A question is posed from a reader on Gocomics as to the progression of events that formed today's 9 Chickweed Lane cartoon - the chick or the egg, so to speak. (click the image for a larger view.)
What I had planned for this daily cartoon was another in what is now a series in which the black background merges with the black dancewear in which Edda is attired. Essentially, I had planned that Edda would be nothing but a head and shoulders, hands and feet, on a black backdrop. Body positions would be implied. When I prepare these cartoons, I go to the length of drawing her completely, as you can make out through the sketchy crosshatching. I then fill in the black to merge with her duds, at which point a transformation takes place that always amazes me. (Take a look at the work of Coles Phillips, http://www.americanartarchives.com/phillips,c.htm, who was doing this sort of thing with brilliance nearly a century ago.)
However, when I composed the cartoon, I began to sketch in the background as you see, partially obscuring the shape of her body. And then, I stopped. This was just the final study for the cartoon as yet to be drawn. But I really liked what had evolved.
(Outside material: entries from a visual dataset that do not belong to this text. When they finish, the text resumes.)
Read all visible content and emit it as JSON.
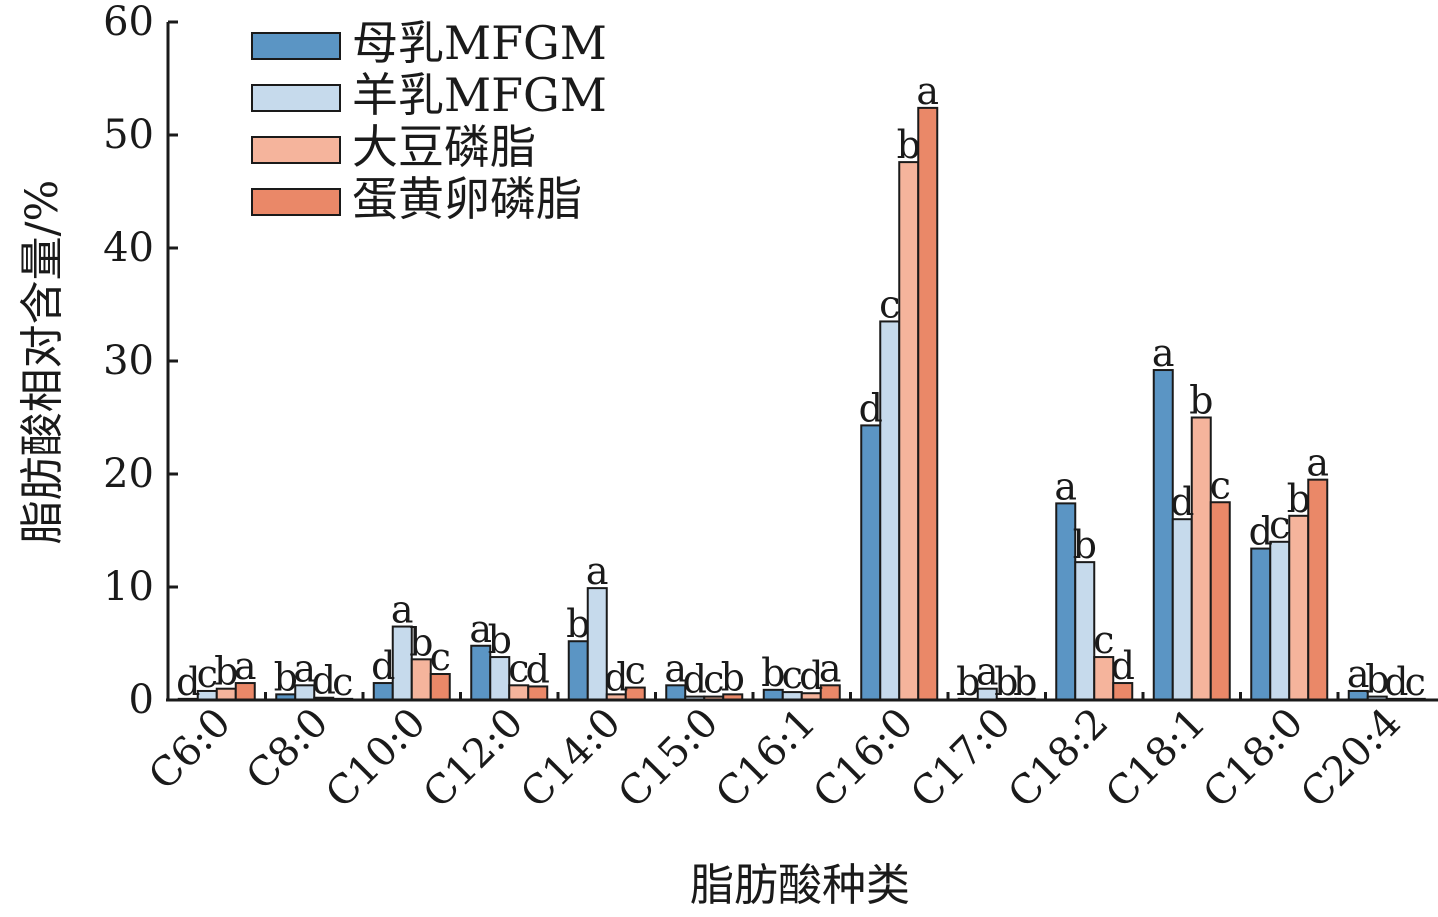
{
  "chart_data": {
    "type": "bar",
    "title": "",
    "xlabel": "脂肪酸种类",
    "ylabel": "脂肪酸相对含量/%",
    "ylim": [
      0,
      60
    ],
    "yticks": [
      0,
      10,
      20,
      30,
      40,
      50,
      60
    ],
    "legend_position": "top-left",
    "grid": false,
    "categories": [
      "C6:0",
      "C8:0",
      "C10:0",
      "C12:0",
      "C14:0",
      "C15:0",
      "C16:1",
      "C16:0",
      "C17:0",
      "C18:2",
      "C18:1",
      "C18:0",
      "C20:4"
    ],
    "series": [
      {
        "name": "母乳MFGM",
        "color": "#5b95c4",
        "values": [
          0.1,
          0.5,
          1.5,
          4.8,
          5.2,
          1.3,
          0.9,
          24.3,
          0.1,
          17.4,
          29.2,
          13.4,
          0.8
        ],
        "labels": [
          "d",
          "b",
          "d",
          "a",
          "b",
          "a",
          "b",
          "d",
          "b",
          "a",
          "a",
          "d",
          "a"
        ]
      },
      {
        "name": "羊乳MFGM",
        "color": "#c6daec",
        "values": [
          0.8,
          1.3,
          6.5,
          3.8,
          9.9,
          0.3,
          0.7,
          33.5,
          1.0,
          12.2,
          16.0,
          14.0,
          0.3
        ],
        "labels": [
          "c",
          "a",
          "a",
          "b",
          "a",
          "d",
          "c",
          "c",
          "a",
          "b",
          "d",
          "c",
          "b"
        ]
      },
      {
        "name": "大豆磷脂",
        "color": "#f5b49c",
        "values": [
          1.0,
          0.2,
          3.6,
          1.3,
          0.5,
          0.3,
          0.6,
          47.6,
          0.1,
          3.8,
          25.0,
          16.3,
          0.1
        ],
        "labels": [
          "b",
          "d",
          "b",
          "c",
          "d",
          "c",
          "d",
          "b",
          "b",
          "c",
          "b",
          "b",
          "d"
        ]
      },
      {
        "name": "蛋黄卵磷脂",
        "color": "#ea8868",
        "values": [
          1.5,
          0.1,
          2.3,
          1.2,
          1.1,
          0.5,
          1.3,
          52.4,
          0.1,
          1.5,
          17.5,
          19.5,
          0.1
        ],
        "labels": [
          "a",
          "c",
          "c",
          "d",
          "c",
          "b",
          "a",
          "a",
          "b",
          "d",
          "c",
          "a",
          "c"
        ]
      }
    ]
  }
}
Sometimes, you just have to stop yourself from going further and screwing up an image that you like, i.e., liking it to death; so I forbore and, without excuses or explanation, sent in the cartoon to my syndicate.
Most of the best things I do I cannot explain, I do not plan, are entirely accidental. I have played a movement of, for instance, the Märchenbilder of Robert Schumann when, out of nowhere my accompanist and I found ourselves doing something with the music so moving that on succeeding days we tried again and again and again to recapture it, and without success. Those moments don't yield to force of will. They just appear, then evanesce.
I'm not suggesting the cartoon above is anything like that. However, I liked it, and I had the sense to leave it alone.
Post Script: I am glad that at this stage of Chickweed's existence, my abiding readers are willing and disposed to welcome such images. However, I know that by the end of the day someone will write in to object. And it will be a choleric objection. It is part of cartooning, like the short straw, and always a source of amazement and amusement.